Утром на десятые сутки после смерти гроб поместили на лафет и на вороных лошадях отвезли в Вестминстер-холл. В траурном кортеже из-за войны, присутствовало не так много представителей других государств. Хотя даже враги прислали через представлявшие их интересы шведское, швейцарское и американское посольства телеграммы с соболезнованиями.

Между двух шеренг одетых в парадное красное гренадеров, двигался артиллерийский лафет с гробом, который тянули лошади королевского артиллерийского полка. Рядом с лафетом и сразу ним двигались личные адъютанты короля, последним из которых в одиночестве шел адмирал Фишер, большой друг покойного короля.

За адъютантами шли строем представители гвардейских полков.
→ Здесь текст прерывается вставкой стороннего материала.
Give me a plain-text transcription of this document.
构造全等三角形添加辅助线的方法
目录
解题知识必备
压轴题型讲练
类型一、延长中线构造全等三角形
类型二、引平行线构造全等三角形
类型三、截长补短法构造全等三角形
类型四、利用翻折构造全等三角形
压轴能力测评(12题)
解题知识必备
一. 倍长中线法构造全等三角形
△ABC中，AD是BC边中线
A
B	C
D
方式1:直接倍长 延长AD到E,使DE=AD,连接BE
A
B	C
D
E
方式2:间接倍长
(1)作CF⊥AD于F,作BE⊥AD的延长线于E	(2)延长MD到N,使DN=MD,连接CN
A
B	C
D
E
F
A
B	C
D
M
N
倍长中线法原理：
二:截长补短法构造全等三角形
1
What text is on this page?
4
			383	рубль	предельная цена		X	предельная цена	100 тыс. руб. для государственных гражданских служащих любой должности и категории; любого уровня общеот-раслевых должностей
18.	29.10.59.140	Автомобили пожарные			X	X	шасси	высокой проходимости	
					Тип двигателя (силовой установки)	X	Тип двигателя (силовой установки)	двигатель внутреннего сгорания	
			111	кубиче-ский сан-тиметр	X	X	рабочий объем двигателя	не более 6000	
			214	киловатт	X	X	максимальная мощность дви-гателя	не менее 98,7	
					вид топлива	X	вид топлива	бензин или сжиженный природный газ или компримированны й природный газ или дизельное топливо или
В связи с тем, что часть гвардии была на фронте, строй пехоты и кавалерии составляли не более двух сотен солдат и офицеров, среди которых выделялись своим необычным видом взвод французских альпийских стрелков, в зеленом обмундировании и беретах на голове.

Армейский строй замыкала ведомая двумя грумами любимая лошадь короля, с пустым седлом и перевернутыми сапогами в стременах.

Затем шла короткая торжественная процессия в старинных костюмах и конный строй присутствующих высоких особ, включая нового короля Георга Пятого и брата покойного короля – герцога Коннотского, и карета с овдовевшей королевой. Под печальные звуки «Марша смерти» из «Саула» кортеж проследовал к Вестминстерскому аббатству. После короткой службы королевская семья уехала, и зал был открыт для публики. А еще через два дня королевский поезд доставил гроб короля из Лондона в Виндзорский замок, где Эдуард был похоронен в часовне Святого Георгия.

Для Британской Империи наступили новые времена…

Россия. Москва. Пер. Каланчовский. Май 1910 г.

Он не любил Москву. Ни ТОГДА, когда это было сосредоточение всего старого и консервативного. Ни сейчас, когда этот город вызывал в нем воспоминания о первых, самых трудных днях жизни в ЭТОМ времени. Ни Ливадия, ни Севастополь таких переживаний не вызывали. Только Москва. Но иногда с этим приходилось мириться. Например, как сейчас, когда об аудиенции попросили практически одновременно обер-прокурор Синода и митрополит Московский. Пришлось заехать в этот нелюбимый город.

Впрочем, все желающие встретиться с Его Императорским Величеством ждали поезд в здании Царского павильона.

Первым аудиенцию получил обер-прокурор Синода Извольский, попавший на свою должность по предложению его брата, товарища министра иностранных дел Александра Извольского. Прекрасно образованный, внешне похожий на своего брата, Петр Петрович увлекался историей церкви и даже степень кандидата Санкт-Петербургского университета получил за диссертацию о святом Франциске Ассизском. До сегодняшнего дня личные встречи Николая с ним ограничивались разговором при вступлении в должность. Особенных причин для встреч с ним по его вопросам до сего дня не было, обер-прокурор, в отличие от Победоносцева, на какое-либо политическое влияние не претендовал. С церковными членами Синода у него, по сведениям, поступающим к Николаю, отношения складывались хорошие. Именно поэтому император решил обязательно встретиться и узнать, что же такого произошло.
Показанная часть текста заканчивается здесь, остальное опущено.